I usually use latex to write small-ish reports/articles and the standard classes always did me right.

Given I'm using A4 paper I always found layaureo to do a pretty good job of filling the page without breaking typography rules too much.

Now I need to write a longer work and I'm looking at the memoir class.

Given this class seems to follow a much more do-it-all philosophy than the standard classes, is there any downside about using layaureo with it? or should I try to emulate layaureo geometry within memoir itself?

  • 3
    Since memoir is compatible with geometry, and layaureo is simply a wrapper for geometry I don't see any problems using it with memoir.
    – Alan Munn
    Dec 25, 2017 at 18:34
  • Memoir is compatible, but you will lose the typographical aesthetic benefits of Memoir's layout mechanisms. While you can use Memoir and then stomp all over it, part of the point of choosing Memoir is a desire to layout your pages according to one of various typographical principles. It is not the only reason, but it is a major part of the class's appeal. Hence, you should get clear about why you do want to use Memoir, if you want something different.
    – cfr
    Dec 26, 2017 at 5:27
  • Personally, I'd see if you can use Memoir's configuration macros first. Load more code only if you really must. Loading more stuff always increases the chances of mysterious inconsistencies and territorial conflicts, if not with Memoir, then with other things. Plus, the various facilities of Memoir are designed to work together and will work best when used together. That is, life is likely to be more straightforward if you don't do stuff memoir wants to do in conflicting ways.
    – cfr
    Dec 26, 2017 at 5:31
  • @cfr I'm all for embracing the typographical principles memoir is based on. The whole point of using it was to only think about the content and let it do its thing about layout. Do you know if are there recommended margin settings to use it with a4 paper? single column with binding and no margin notes.
    – filippo
    Dec 26, 2017 at 8:57
  • 1
    @filippo Just follow the guide in Memoir's manual. It shows you how to layout the page in various ways and includes recommendations. It also tells you what it will do or can do automatically, so you can specify one or two key parameters and let Memoir sort it out.
    – cfr
    Dec 27, 2017 at 1:22

1 Answer 1


(Warning; I'm the original author of memoir). Try layaureo with memoir and see if it works. However in general I think it would be better to use memoir's native facilities to set up your desired layout. Note that memoir does provide several layouts corresponding to some traditional forms via, for example, \medievalpage, \isopage and \semiisopage. Read Chapter 2 of the documentation > texdoc memoir.
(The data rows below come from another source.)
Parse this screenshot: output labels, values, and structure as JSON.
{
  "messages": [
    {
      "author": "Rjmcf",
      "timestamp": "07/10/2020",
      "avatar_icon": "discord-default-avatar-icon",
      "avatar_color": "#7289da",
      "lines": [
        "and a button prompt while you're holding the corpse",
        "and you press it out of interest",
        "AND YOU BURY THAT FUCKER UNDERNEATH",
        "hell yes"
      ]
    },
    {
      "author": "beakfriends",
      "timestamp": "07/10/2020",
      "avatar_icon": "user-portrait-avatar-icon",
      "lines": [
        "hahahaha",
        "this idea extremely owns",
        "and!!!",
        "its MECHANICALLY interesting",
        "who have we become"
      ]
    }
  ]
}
In one of your comments you basically asked if there were recommended layouts. My A Few Notes on Book Design (>texdoc memdesign) lists the details of some 32 page designs that are considered to be "good" throughout the ages, all of which can be configured within memoir. I'm sorry to say that filling an A4 page with text would not be among these.

  • Thank you, I tried layaureo. But it feels wrong using it with your beautiful class. At the moment I'm using \isopage[10] with 0.8cm binding. I get about the same line width as layaureo, but I'm finding the page way too full for my liking, will probably increase margins. Will look into memdesign, sounds like an interesting read. About A4, it's unfortunate how it became the defacto standard for european documents. It roughly works with double column layouts or wide margin notes but it's way too big for single column.